Supported LLM Providers and Model Routing {#supported-providers}

If you are building a multi-model application, picking one provider per model family creates 5+ accounts, 5+ billing surfaces, and 5+ rate-limit dashboards. The aggregator pattern collapses this into one OpenAI-compatible endpoint.

TokenMix.ai is OpenAI-compatible and routes to 150+ models including Doubao Seed 2.0, Claude Opus 4.7, GPT-5.5, Gemini 3 Pro, DeepSeek V4, Kimi K2.6, and MiniMax M2.7 through one API key. The configuration is a single env-var change:

export OPENAI_API_KEY="tkmx-..."
export OPENAI_BASE_URL="https://api.tokenmix.ai/v1"

Or for SDKs that take both inline:

from openai import OpenAI

client = OpenAI(
    api_key="tkmx-...",
    base_url="https://api.tokenmix.ai/v1",
)

The same client object now calls doubao-seed-2.0-pro, gpt-5.5, claude-opus-4-7, deepseek-v4-flash, and so on by changing only the model parameter per request. That makes Doubao a first-class choice in a routing strategy rather than an isolated experiment.

For Chinese-mainland production with regulatory requirements, go direct to Volcano Ark instead.

Quick Installation Guide {#installation}

Doubao via the OpenAI-compatible aggregator path takes about 5 minutes from zero.
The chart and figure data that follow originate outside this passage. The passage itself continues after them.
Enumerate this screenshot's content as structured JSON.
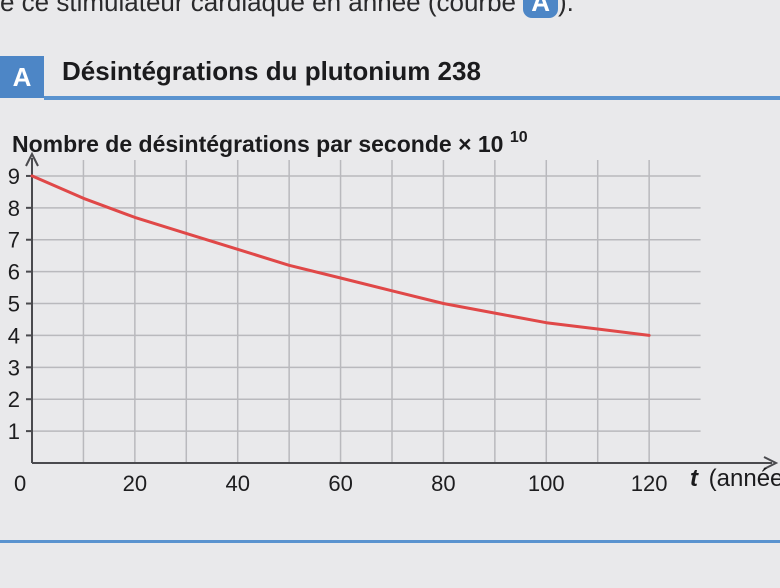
{
  "page": {
    "top_text": "e ce stimulateur cardiaque en année (courbe ",
    "top_badge": "A",
    "top_text_end": ").",
    "section_tag": "A",
    "section_title": "Désintégrations du plutonium 238"
  },
  "colors": {
    "accent": "#4d86c6",
    "curve": "#e04848",
    "grid": "#b9b9bd",
    "axis": "#4a4a4e"
  },
  "chart_data": {
    "type": "line",
    "title": "Nombre de désintégrations par seconde × 10¹⁰",
    "ylabel_main": "Nombre de désintégrations par seconde",
    "ylabel_unit_base": "× 10",
    "ylabel_unit_exp": "10",
    "xlabel_var": "t",
    "xlabel_unit": "(année",
    "xlim": [
      0,
      140
    ],
    "ylim": [
      0,
      9.5
    ],
    "x_ticks": [
      "0",
      "20",
      "40",
      "60",
      "80",
      "100",
      "120"
    ],
    "y_ticks": [
      "1",
      "2",
      "3",
      "4",
      "5",
      "6",
      "7",
      "8",
      "9"
    ],
    "grid": true,
    "series": [
      {
        "x": [
          0,
          10,
          20,
          30,
          40,
          50,
          60,
          70,
          80,
          90,
          100,
          110,
          120
        ],
        "values": [
          9.0,
          8.3,
          7.7,
          7.2,
          6.7,
          6.2,
          5.8,
          5.4,
          5.0,
          4.7,
          4.4,
          4.2,
          4.0
        ]
      }
    ]
  }
}
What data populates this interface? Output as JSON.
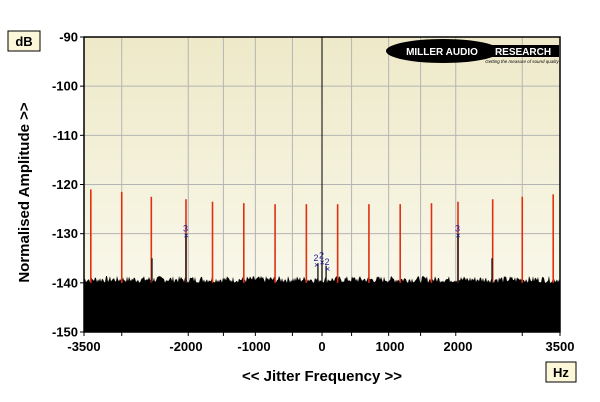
{
  "chart_data": {
    "type": "line",
    "ylabel": "Normalised Amplitude >>",
    "xlabel": "<< Jitter Frequency >>",
    "y_unit": "dB",
    "x_unit": "Hz",
    "xlim": [
      -3500,
      3500
    ],
    "ylim": [
      -150,
      -90
    ],
    "x_tick_labels": [
      {
        "value": -3500,
        "label": "-3500"
      },
      {
        "value": -2000,
        "label": "-2000"
      },
      {
        "value": -1000,
        "label": "-1000"
      },
      {
        "value": 0,
        "label": "0"
      },
      {
        "value": 1000,
        "label": "1000"
      },
      {
        "value": 2000,
        "label": "2000"
      },
      {
        "value": 3500,
        "label": "3500"
      }
    ],
    "x_gridlines": [
      -2945,
      -1967,
      -1450,
      -980,
      -435,
      0,
      435,
      980,
      1450,
      1967,
      2945
    ],
    "y_ticks": [
      -90,
      -100,
      -110,
      -120,
      -130,
      -140,
      -150
    ],
    "grid": true,
    "noise_floor_db": -140,
    "series": [
      {
        "color": "#e03010",
        "points": [
          {
            "x": -3400,
            "y": -121
          },
          {
            "x": -2945,
            "y": -121.5
          },
          {
            "x": -2510,
            "y": -122.5
          },
          {
            "x": -2000,
            "y": -123
          },
          {
            "x": -1610,
            "y": -123.5
          },
          {
            "x": -1150,
            "y": -123.8
          },
          {
            "x": -690,
            "y": -124
          },
          {
            "x": -230,
            "y": -124
          },
          {
            "x": 230,
            "y": -124
          },
          {
            "x": 690,
            "y": -124
          },
          {
            "x": 1150,
            "y": -124
          },
          {
            "x": 1610,
            "y": -123.8
          },
          {
            "x": 2000,
            "y": -123.5
          },
          {
            "x": 2510,
            "y": -123
          },
          {
            "x": 2945,
            "y": -122.5
          },
          {
            "x": 3400,
            "y": -122
          }
        ]
      },
      {
        "color": "#111111",
        "points": [
          {
            "x": -2500,
            "y": -135
          },
          {
            "x": -2000,
            "y": -130
          },
          {
            "x": -60,
            "y": -136
          },
          {
            "x": 0,
            "y": -135.5
          },
          {
            "x": 60,
            "y": -136.5
          },
          {
            "x": 2000,
            "y": -130
          },
          {
            "x": 2500,
            "y": -135
          }
        ]
      }
    ],
    "markers": [
      {
        "x": -2000,
        "y": -130,
        "label": "3"
      },
      {
        "x": -80,
        "y": -136,
        "label": "2"
      },
      {
        "x": 0,
        "y": -135.5,
        "label": "2"
      },
      {
        "x": 80,
        "y": -136.8,
        "label": "2"
      },
      {
        "x": 2000,
        "y": -130,
        "label": "3"
      }
    ],
    "logo": {
      "brand": "MILLER AUDIO RESEARCH",
      "brand_left": "MILLER AUDIO",
      "brand_right": "RESEARCH",
      "tagline": "Getting the measure of sound quality"
    }
  }
}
Direct Volcano Ark setup takes longer because of real-name verification but follows the same SDK pattern once the account is approved.

# 1. Install OpenAI SDK
pip install openai

# 2. Export credentials
export OPENAI_API_KEY="tkmx-..."           # from tokenmix.ai dashboard
export OPENAI_BASE_URL="https://api.tokenmix.ai/v1"

Cheapest tier call (doubao-seed-1.6-flash):

from openai import OpenAI
import os

client = OpenAI()  # picks up env vars

response = client.chat.completions.create(
    model="doubao-seed-1.6-flash",
    messages=[
        {"role": "user", "content": "Summarize this support ticket in two sentences: " + ticket_body}
    ],
)
print(response.choices[0].message.content)

Flagship tier with tools (doubao-seed-2.0-pro):

response = client.chat.completions.create(
    model="doubao-seed-2.0-pro",
    messages=[{"role": "user", "content": "Plan the next 3 steps to fix this bug..."}],
    tools=[{"type": "function", "function": {
        "name": "run_tests",
        "description": "Execute the test suite",
        "parameters": {"type": "object", "properties": {}},
    }}],
)

Vision input on Seed 2.0 (image + text):

response = client.chat.completions.create(
    model="doubao-seed-2.0-pro",
    messages=[{
        "role": "user",
        "content": [
            {"type": "text", "text": "What is in this image?"},
            {"type": "image_url", "image_url": {"url": "https://example.com/img.png"}},
        ],
    }],
)

Streaming mode (any chat model):

stream = client.chat.completions.create(
    model="doubao-seed-1.6-flash",
    messages=[{"role": "user", "content": "Write a haiku about API latency."}],
    stream=True,
)
for chunk in stream:
    print(chunk.choices[0].delta.content or "", end="", flush=True)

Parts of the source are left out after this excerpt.